Francesco Vezzoli, In collaboration with AMO. 24 Hour Museum, 2012. Installation view at Palais d’Iéna, Parigi. Courtesy Prada S.p.A., Milano. Photo Agostino Osio

Francesco Vezzoli, In collaboration with AMO. 24 Hour Museum, 2012. Installation view at Palais d’Iéna, Parigi. Courtesy Prada S.p.A., Milano. Photo Agostino Osio

VEZZOLI, IL SACRO E LA VERITÀ

In un’epoca definita della post verità, ha ancora importanza e forza il concetto di sacro?
Quando lavoravo con Gore Vidal, lui mi raccontava sempre che la figura che disprezzava di più era Truman Capote, ovviamente per me era difficile capire i motivi di un disprezzo così aspro e profondo. Tuttavia Gore diceva sempre che lui odiava Truman perché Truman mentiva: “Se dice 5 parole, 6 sono bugie”. La risposta è molto semplice: la cosa più sacra è la verità e uno deve prendersi la responsabilità di dirla a se stesso e anche agli altri. Non puoi fingere che un operatore culturale sia un intellettuale, non puoi confondere i ruoli.

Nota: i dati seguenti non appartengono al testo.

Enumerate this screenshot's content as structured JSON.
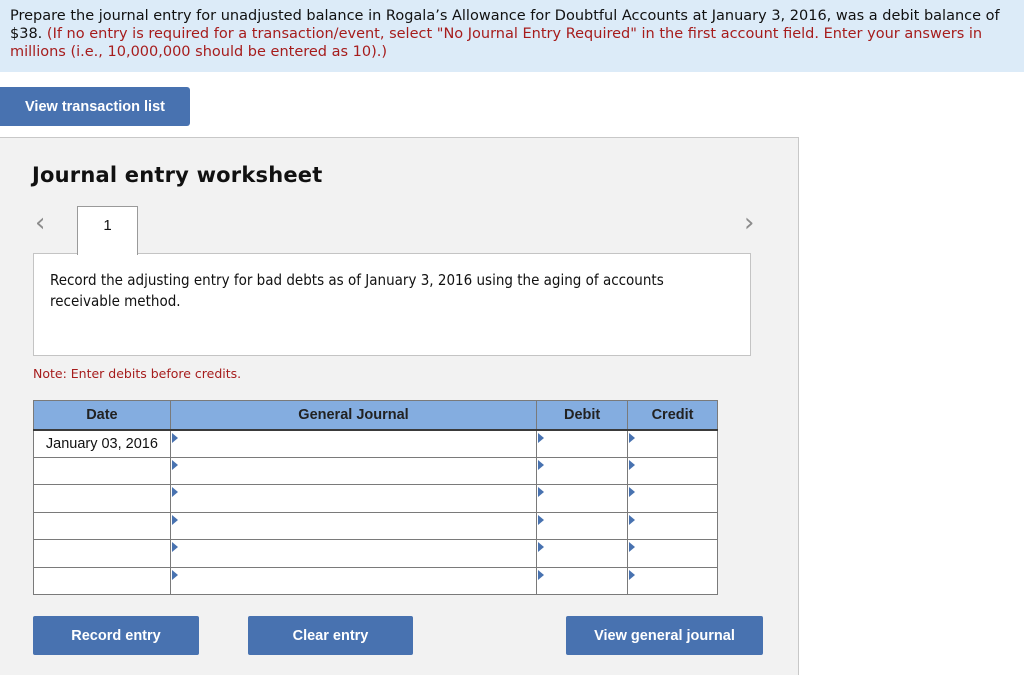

Esistono dei confini oggettivi nel nostro mondo del lavoro, nella geopolitica, nel comportamento delle persone. C’è una verità nella scienza nella medicina, e questa è sacra. Il sacro si ricollega alla verità e dobbiamo difenderla, anche se a volte è diverso da ciò che ci piacerebbe o che potrebbe essere funzionale alla nostra agenda.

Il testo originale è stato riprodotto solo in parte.